Centre for Statistics in Medicine, Nuffield Department of Orthopaedics, Rheumatology & Musculoskeletal Sciences, University of Oxford, Oxford, UK.
BMC Med. 2023 Sep 4;21(1):339. doi: 10.1186/s12916-023-03048-6.
Clinical prediction models are widely used in health and medical research.
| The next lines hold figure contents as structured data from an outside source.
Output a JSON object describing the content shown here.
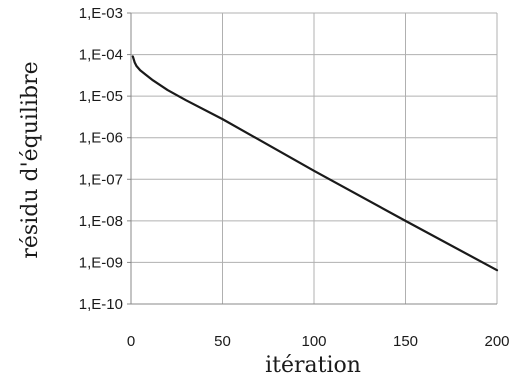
{
  "chart_data": {
    "type": "line",
    "xlabel": "itération",
    "ylabel": "résidu d'équilibre",
    "x_ticks": [
      "0",
      "50",
      "100",
      "150",
      "200"
    ],
    "y_ticks": [
      "1,E-03",
      "1,E-04",
      "1,E-05",
      "1,E-06",
      "1,E-07",
      "1,E-08",
      "1,E-09",
      "1,E-10"
    ],
    "xlim": [
      0,
      200
    ],
    "ylim": [
      1e-10,
      0.001
    ],
    "y_scale": "log",
    "grid": true,
    "colors": {
      "line": "#1a1a1a",
      "grid": "#b0b0b0",
      "axis": "#888888"
    },
    "series": [
      {
        "x": [
          1,
          2,
          3,
          5,
          8,
          12,
          20,
          30,
          50,
          100,
          150,
          200
        ],
        "values": [
          9e-05,
          6.5e-05,
          5.3e-05,
          4.2e-05,
          3.3e-05,
          2.4e-05,
          1.4e-05,
          8e-06,
          2.8e-06,
          1.6e-07,
          1e-08,
          6.5e-10
        ]
      }
    ]
  }
}
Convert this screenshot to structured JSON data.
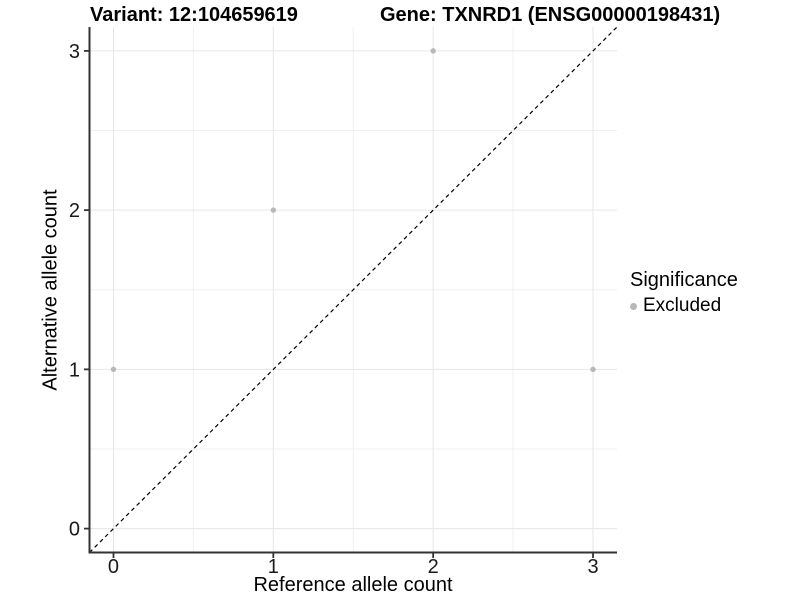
{
  "titles": {
    "variant": "Variant: 12:104659619",
    "gene": "Gene: TXNRD1 (ENSG00000198431)"
  },
  "legend": {
    "title": "Significance",
    "items": [
      {
        "label": "Excluded",
        "color": "#b8b8b8"
      }
    ]
  },
  "colors": {
    "background": "#ffffff",
    "axis_line": "#333333",
    "tick_mark": "#333333",
    "tick_label": "#1a1a1a",
    "major_grid": "#e6e6e6",
    "minor_grid": "#f0f0f0",
    "point": "#b8b8b8",
    "identity_line": "#000000"
  },
  "chart_data": {
    "type": "scatter",
    "title_left": "Variant: 12:104659619",
    "title_right": "Gene: TXNRD1 (ENSG00000198431)",
    "xlabel": "Reference allele count",
    "ylabel": "Alternative allele count",
    "xlim": [
      -0.15,
      3.15
    ],
    "ylim": [
      -0.15,
      3.15
    ],
    "x_ticks": [
      0,
      1,
      2,
      3
    ],
    "y_ticks": [
      0,
      1,
      2,
      3
    ],
    "minor_breaks": [
      0.5,
      1.5,
      2.5
    ],
    "grid": "on",
    "legend_position": "right",
    "series": [
      {
        "name": "Excluded",
        "color": "#b8b8b8",
        "points": [
          {
            "x": 0,
            "y": 1
          },
          {
            "x": 1,
            "y": 2
          },
          {
            "x": 2,
            "y": 3
          },
          {
            "x": 3,
            "y": 1
          }
        ]
      }
    ],
    "identity_line": {
      "style": "dashed",
      "color": "#000000",
      "from": [
        -0.15,
        -0.15
      ],
      "to": [
        3.15,
        3.15
      ]
    }
  }
}
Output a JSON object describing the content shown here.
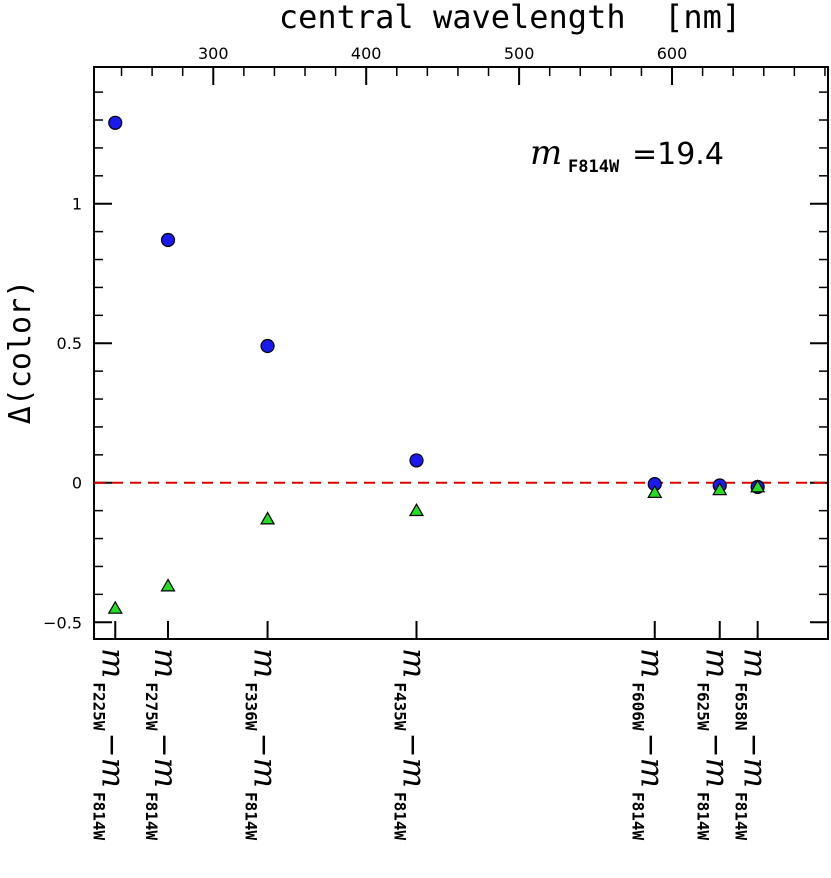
{
  "chart_data": {
    "type": "scatter",
    "top_axis": {
      "label": "central wavelength  [nm]",
      "ticks": [
        300,
        400,
        500,
        600
      ],
      "xlim": [
        222,
        702
      ],
      "minor_step": 20
    },
    "y_axis": {
      "label": "Δ(color)",
      "ylim": [
        -0.56,
        1.49
      ],
      "ticks": [
        -0.5,
        0,
        0.5,
        1
      ],
      "tick_labels": [
        "−0.5",
        "0",
        "0.5",
        "1"
      ],
      "minor_step": 0.1
    },
    "reference_line": {
      "y": 0,
      "style": "dashed",
      "color": "#dd0000"
    },
    "annotation": {
      "symbol": "m",
      "subscript": "F814W",
      "value": "=19.4"
    },
    "categories": [
      {
        "wavelength": 235.9,
        "filter": "F225W",
        "ref": "F814W"
      },
      {
        "wavelength": 270.4,
        "filter": "F275W",
        "ref": "F814W"
      },
      {
        "wavelength": 335.5,
        "filter": "F336W",
        "ref": "F814W"
      },
      {
        "wavelength": 432.9,
        "filter": "F435W",
        "ref": "F814W"
      },
      {
        "wavelength": 588.7,
        "filter": "F606W",
        "ref": "F814W"
      },
      {
        "wavelength": 631.2,
        "filter": "F625W",
        "ref": "F814W"
      },
      {
        "wavelength": 656.0,
        "filter": "F658N",
        "ref": "F814W"
      }
    ],
    "series": [
      {
        "marker": "circle",
        "color": "#1a1aee",
        "values": [
          1.29,
          0.87,
          0.49,
          0.08,
          -0.005,
          -0.01,
          -0.015
        ]
      },
      {
        "marker": "triangle",
        "color": "#22dd22",
        "values": [
          -0.45,
          -0.37,
          -0.13,
          -0.1,
          -0.035,
          -0.025,
          -0.015
        ]
      }
    ]
  }
}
The area under the receiver operating characteristic curve (AUC) is a frequently used estimate to describe the discriminatory ability of a clinical prediction model. The AUC is often interpreted relative to thresholds, with "good" or "excellent" models defined at 0.7, 0.8 or 0.9. These thresholds may create targets that result in "hacking", where researchers are motivated to re-analyse their data until they achieve a "good" result.
We extracted AUC values from PubMed abstracts to look for evidence of hacking. We used histograms of the AUC values in bins of size 0.01 and compared the observed distribution to a smooth distribution from a spline.
The distribution of 306,888 AUC values showed clear excesses above the thresholds of 0.7, 0.8 and 0.9 and shortfalls below the thresholds.
The AUCs for some models are over-inflated, which risks exposing patients to sub-optimal clinical decision-making. Greater modelling transparency is needed, including published protocols, and data and code sharing.
临床预测模型在健康和医学研究中被广泛应用。受试者工作特征曲线下面积(AUC)是用于描述临床预测模型判别能力的常用指标。AUC 通常是相对于阈值进行解释的,将 AUC 值在 0.7、0.8 或 0.9 之间的模型定义为“良好”或“优秀”。这些阈值可能会产生“黑客”行为,即研究人员为了获得“良好”的结果而重新分析数据。
我们从 PubMed 摘要中提取 AUC 值,以寻找黑客行为的证据。我们使用 AUC 值的直方图,每个 bin 的大小为 0.01,并将观察到的分布与样条平滑分布进行比较。
306888 个 AUC 值的分布显示出明显高于 0.7、0.8 和 0.9 阈值的超额值,以及低于阈值的不足值。
一些模型的 AUC 值被高估了,这可能会使患者面临次优的临床决策。需要提高模型透明度,包括发布协议、数据和代码共享。